2000-2019
Harmony Oaks Farm
When Carolyn and I married in 1999, she sold her farm in Coos Bay before moving to my home in Portland, but brought along her beloved Quarter Horse named Lady and an Arabian gelding called Spri. My home had a beautiful view but no land for horses, so they had to be boarded many miles away, an unhappy situation for Carolyn, Lady, and Spri. We soon remedied this by moving to a farmhouse on 50 acres of land near North Plains, which we named Harmony Oaks Farm.
This was a bit of an adjustment for me, a guy who previously might list dirt, smells, and manual labor as his least favorite things. With only a dirt road for access, my nice shiny Lexus SC400 suffered flat tires and was always dusty, and there was no one to clear snow from our long driveway. Our vehicular fleet needed a makeover: a Toyota pickup replaced the Lexus, and a Kubota BX24 tractor with front-end loader and backhoe was added. I learned how to make compost using the front-end loader to combine the horse manure with grass clippings. Then I had to learn to operate the backhoe to dig trenches for various water and electrical lines. My favorite tractor job was building trails and roads!
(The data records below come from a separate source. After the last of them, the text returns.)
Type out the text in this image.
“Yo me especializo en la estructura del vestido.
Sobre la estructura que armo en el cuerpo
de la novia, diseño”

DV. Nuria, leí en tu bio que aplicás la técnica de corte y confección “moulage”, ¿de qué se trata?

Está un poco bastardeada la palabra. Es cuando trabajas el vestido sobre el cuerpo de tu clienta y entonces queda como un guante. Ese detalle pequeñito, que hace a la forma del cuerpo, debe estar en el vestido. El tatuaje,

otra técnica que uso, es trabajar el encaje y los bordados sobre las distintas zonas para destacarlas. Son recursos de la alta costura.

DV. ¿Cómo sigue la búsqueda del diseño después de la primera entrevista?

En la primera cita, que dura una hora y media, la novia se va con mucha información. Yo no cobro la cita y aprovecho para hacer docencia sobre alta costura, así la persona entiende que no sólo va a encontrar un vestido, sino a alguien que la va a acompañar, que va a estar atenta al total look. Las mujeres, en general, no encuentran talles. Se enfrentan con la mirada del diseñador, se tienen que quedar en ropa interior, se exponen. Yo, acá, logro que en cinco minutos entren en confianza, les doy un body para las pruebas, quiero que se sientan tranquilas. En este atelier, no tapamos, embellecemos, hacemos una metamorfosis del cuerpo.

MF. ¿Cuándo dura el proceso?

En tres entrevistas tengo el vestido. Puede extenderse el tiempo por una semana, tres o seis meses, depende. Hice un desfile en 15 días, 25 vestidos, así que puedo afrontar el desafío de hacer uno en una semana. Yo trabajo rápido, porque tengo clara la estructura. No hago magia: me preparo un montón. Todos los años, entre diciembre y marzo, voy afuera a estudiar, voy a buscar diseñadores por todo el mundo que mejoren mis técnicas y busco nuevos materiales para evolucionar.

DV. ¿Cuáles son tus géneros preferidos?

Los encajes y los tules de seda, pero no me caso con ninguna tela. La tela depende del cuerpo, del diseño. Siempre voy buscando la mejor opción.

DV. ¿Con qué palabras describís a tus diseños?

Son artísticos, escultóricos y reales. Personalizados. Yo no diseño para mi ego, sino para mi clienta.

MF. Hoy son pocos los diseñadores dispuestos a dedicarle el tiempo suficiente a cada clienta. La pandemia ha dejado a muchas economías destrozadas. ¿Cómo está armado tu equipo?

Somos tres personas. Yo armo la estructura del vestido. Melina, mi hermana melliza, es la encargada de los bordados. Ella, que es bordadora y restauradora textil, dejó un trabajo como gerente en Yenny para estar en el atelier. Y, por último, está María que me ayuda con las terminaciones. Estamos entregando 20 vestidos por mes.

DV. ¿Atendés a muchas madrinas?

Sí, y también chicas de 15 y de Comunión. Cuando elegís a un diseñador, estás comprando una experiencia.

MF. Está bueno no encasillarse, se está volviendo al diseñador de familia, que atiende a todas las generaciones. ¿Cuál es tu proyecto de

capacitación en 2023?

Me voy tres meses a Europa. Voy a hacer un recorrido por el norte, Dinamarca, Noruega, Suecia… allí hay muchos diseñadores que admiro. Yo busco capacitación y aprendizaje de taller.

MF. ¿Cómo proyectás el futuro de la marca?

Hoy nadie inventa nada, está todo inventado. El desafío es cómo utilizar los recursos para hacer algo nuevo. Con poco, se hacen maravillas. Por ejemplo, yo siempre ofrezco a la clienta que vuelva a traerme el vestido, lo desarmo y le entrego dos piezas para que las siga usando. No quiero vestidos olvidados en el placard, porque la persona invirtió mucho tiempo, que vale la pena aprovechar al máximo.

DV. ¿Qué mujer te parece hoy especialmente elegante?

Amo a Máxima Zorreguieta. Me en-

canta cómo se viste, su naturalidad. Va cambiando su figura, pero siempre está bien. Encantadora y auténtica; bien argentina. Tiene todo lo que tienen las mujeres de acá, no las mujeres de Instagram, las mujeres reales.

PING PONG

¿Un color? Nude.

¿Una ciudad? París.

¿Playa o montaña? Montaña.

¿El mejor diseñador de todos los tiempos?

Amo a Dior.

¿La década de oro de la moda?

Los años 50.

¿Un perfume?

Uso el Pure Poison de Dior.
Besides the tractor, there was a lawn mower, a chipper, a tiller, a blower, a trimmer, a pressure washer, a chainsaw and I can’t remember what else. That meant a lot of fussy small gasoline engines to maintain! My solution: an electric utility cart (basically a Yamaha golf cart with a dump bed), modeled here by Carolyn and Riley. Once I added a 48VDC to 110VAC inverter, we had a rig that could pull a dump trailer and supply 1500 watts of AC power anywhere on the property. The small gas engine tools were replaced with electric ones, and even larger electrical appliances — like a shop vac — gained new uses. Finally, mounting an electric leaf blower to the cart’s front bumper gave us a driveable street sweeper that made quick work of our 1/2 mile of driveways.
We needed to keep the crop area productive, but many farmers in the neighborhood were retiring. Eventually we found a farmer who, though elderly, planted alfalfa on our land and brought in several harvests a year. We fed our horses some and sold off the surplus.